PARIS (Reuters) - France will not let its auto industry collapse and plans to unveil structural measures to help the struggling sector stay afloat, French Finance Minister Pierre Moscovici said on Sunday, as the threat of closure looms over a major production centre.
Moscovici said a plan to save the auto sector, which was first floated this week by Prime Minister Jean-Marc Ayrault, would be unveiled in the next month, including job-saving solutions for a Peugeot PSA factory near Paris.
"We will have to take measures in the coming month," he told BFM news television. "There will be a plan for the auto industry, we will not abandon the automobile industry."
"We have trust in PSA and we will find solutions that are both balanced and respectful of jobs."
Hinting at a plan that could touch on high labour costs and rigid contracts which French auto constructors say make them less competitive, he added: "We will also need structural measures for this industry, which is in a strategic position."
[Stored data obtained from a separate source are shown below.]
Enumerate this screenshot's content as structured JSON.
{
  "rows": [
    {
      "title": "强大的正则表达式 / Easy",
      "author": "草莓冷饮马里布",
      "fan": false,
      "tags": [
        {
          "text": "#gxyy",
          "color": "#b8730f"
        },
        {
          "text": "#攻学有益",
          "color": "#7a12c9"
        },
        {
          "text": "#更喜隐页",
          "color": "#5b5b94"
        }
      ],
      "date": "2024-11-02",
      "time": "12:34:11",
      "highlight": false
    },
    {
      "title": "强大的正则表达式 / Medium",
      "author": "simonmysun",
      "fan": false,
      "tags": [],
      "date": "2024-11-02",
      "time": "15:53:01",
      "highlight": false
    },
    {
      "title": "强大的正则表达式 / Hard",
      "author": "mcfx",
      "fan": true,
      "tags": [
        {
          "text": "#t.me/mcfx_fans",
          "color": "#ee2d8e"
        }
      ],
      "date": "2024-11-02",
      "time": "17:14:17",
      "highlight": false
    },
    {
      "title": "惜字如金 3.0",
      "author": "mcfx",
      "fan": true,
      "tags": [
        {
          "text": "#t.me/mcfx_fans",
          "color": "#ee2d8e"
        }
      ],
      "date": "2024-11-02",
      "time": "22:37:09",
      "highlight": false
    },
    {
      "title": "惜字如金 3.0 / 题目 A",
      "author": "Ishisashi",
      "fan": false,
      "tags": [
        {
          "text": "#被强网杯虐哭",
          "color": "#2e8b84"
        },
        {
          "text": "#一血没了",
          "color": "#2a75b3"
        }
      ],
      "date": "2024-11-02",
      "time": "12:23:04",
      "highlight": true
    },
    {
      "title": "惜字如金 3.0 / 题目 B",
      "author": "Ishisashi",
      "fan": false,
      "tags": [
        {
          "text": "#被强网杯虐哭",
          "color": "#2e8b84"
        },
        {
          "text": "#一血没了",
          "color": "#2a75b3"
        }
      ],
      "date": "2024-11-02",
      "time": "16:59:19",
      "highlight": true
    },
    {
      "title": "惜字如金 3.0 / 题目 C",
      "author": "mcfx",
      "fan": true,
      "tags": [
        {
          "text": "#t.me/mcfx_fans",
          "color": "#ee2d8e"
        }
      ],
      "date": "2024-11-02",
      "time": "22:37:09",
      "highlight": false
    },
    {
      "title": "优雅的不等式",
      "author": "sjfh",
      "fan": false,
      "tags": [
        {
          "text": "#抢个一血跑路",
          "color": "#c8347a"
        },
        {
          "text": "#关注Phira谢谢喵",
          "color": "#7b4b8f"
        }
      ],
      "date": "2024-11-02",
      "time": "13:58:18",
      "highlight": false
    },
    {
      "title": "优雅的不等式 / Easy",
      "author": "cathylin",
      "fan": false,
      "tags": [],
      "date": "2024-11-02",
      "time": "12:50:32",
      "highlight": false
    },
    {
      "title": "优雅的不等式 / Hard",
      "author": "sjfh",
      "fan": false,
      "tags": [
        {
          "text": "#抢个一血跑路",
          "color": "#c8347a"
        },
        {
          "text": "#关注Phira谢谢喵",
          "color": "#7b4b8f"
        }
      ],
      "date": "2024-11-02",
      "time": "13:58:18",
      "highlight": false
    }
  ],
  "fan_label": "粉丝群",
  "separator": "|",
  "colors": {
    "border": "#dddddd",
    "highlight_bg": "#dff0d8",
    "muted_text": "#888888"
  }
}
Moscovici, whose home constituency is in France's industrial east, home to automobile producers, has taken a keen interest in the sector's fate as declining European car sales force France's remaining car makers to slash costs.
He presided over the ACSIA group of carmaking regions which published a report in late June calling for a "new deal" to save the car industry by reorienting French production toward smaller vehicles and taxing big polluters.
The plan would have to come in time for a Peugeot PSA works council meeting this month, at which company executives are expected to announce the closure of its plant at Aulnay-sous-Bois, near Paris, union officials said. [ID:nL6E8HS5KM] The plant employs some 3,500 people, with an additional 10,000 subcontractors.
A symbol of industrial decline, France's car sector lies at the heart of a debate on restoring French competitiveness ahead of a summit on social affairs next week, as hard-line union CGT warns about an upcoming wave of 75,000 job cuts.
Laurence Parisot, head of the MEDEF employers' union, told Europe 1 that France should follow the example of U.S. President Barack Obama, who told U.S. carmakers that a taxpayer-funded bailout would be contingent on a restructuring of their sector.
"Everyone needs to understand that if we want our companies to become efficient again and powerful world leaders in five or ten years, there will have to be efforts, that we will have to accept restructuring," she said.